The Bogota bag and Opsite sandwich are readily available and simple methods of abdominal containment. (5) However, without vacuum assistance these approaches deal poorly with the large volumes of fluid lost from the open abdomen. Both techniques are easily adapted to vacuum-assisted dressings.

In most cases we use the Opsite sandwich as a base, but when there is significant evisceration of swollen bowel the Bogota bag acts as a higher-volume silo.


The modified sandwich vacuum pack technique recommended by Navsaria et al. utilised an opened 3-litre urological irrigation bag. (6) They used two large-bore nasogastric tubes placed into the middle of the wound, one into each apex, between the opened plastic irrigation bag and the nylon sutures, and then exiting through plastic sheeting. We did not find this method to be satisfactory, as wrapping the plastic sheeting around the tubing invariably leaves a small remaining leak of air, thereby making a proper vacuum seal impossible and necessitating more frequent dressing changes.

The technique of vacuum-assisted dressing described by Barker et al. and Lee and Peitzman involved tunnelling suction drains through the skin to prevent vacuum loss. (7,8) In our experience the two wounds where the drains exited often became infected and were not easy to re-use for further dressings.

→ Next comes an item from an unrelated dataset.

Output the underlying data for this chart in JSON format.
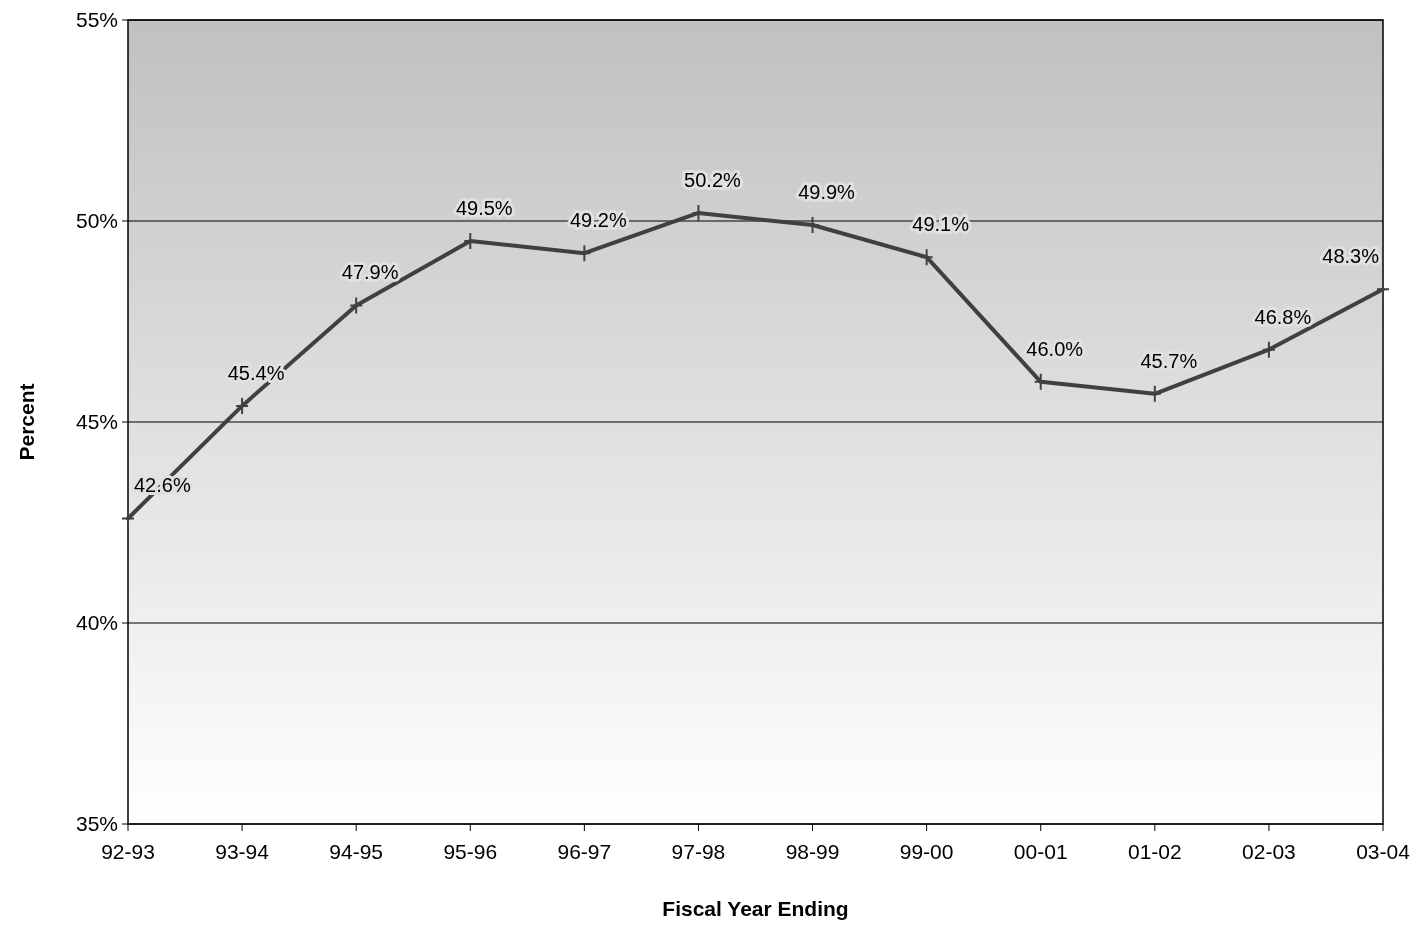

Vacuum packs and vacuum-assisted closure devices have become standard techniques for temporary closure on the basis of relatively high rates of abdominal closure (49-52%) and low fistula rates (1.6-4.4%) compared with other techniques. (9) The overall cost of commercially available VAC devices is high (more than 10 times that of our dressing). For those working in a resource-limited environment the cost is prohibitive. In our experience these VAC dressings, while producing much the same result as our technique, are also more time-consuming to apply.


Our modified vacuum-assisted dressing is highly effective in keeping a seal; it is also simple to apply and easy to change. This adaptation allows better drainage of fluids, increases the lifespan of the dressings, and therefore reduces exposure to infection. Compared with dressings we have used previously it keeps the patient much drier and therefore makes the nurse's job easier. It is our department's temporary abdominal closure of choice.


(1.) Moore EE, Burch JM, Franciose RJ, et al. Staged physiologic restoration and damage control surgery. World J Surg 1998; 22:1184-1191.

(2.) Moeng S, Loveland JA, Boffard KD. Damage control beyond the limits of the abdominal cavity. A review. International Trauma Care (ITACCS) Fall 2005 p.185-189.

(3.) Ghimenton F, Thomson SR, Muckart DJ, Burrows R. Abdominal content containment: practicalities and outcome. Br J Surg 2000; 87: 106-109.

(4.) Ogilvie WH. The late complications of abdominal war wounds. Lancet 1940; 2: 253-256.

(5.) Fernandez L, Norwood S, Roettger R, et al. Temporary intravenous bag silo closure in severe abdominal trauma. J Trauma 1996; 40: 258-260.

(6.) Navsaria PH, Bunting M, Omoshoro-Jones J, Nicol AJ, Kahn D. Temporary closure of open abdominal wounds by the modified sandwich-vacuum pack technique. Br J Surg 2003; 90: 718-722.

(7.) Barker DE, Kaufman HJ, Smith LA, Ciraulo DL, Richart CL, Burns RP. Vacuum pack technique of temporary abdominal closure: a 7-year experience with 112 patients. J Trauma 2000; 48: 201-206.

(8.) Lee JC, Peitzman AB. Damage control laparotomy. Curr Opin Crit Care 2006; 12(4): 346-350.

(9.) Garner GB, Ware DN, Cocanour CS, et al. Vacuum assisted wound closure provides early fascial re-approximation in trauma patients with open abdomens. Am J Surg 2001; 182: 630-638.


W. P. KUHN, M.B. CH.B.

P. BARKER, M.B. B.S., M.S., F.R.C.S. (ENG.), F.I.C.S., DIP. THEOL.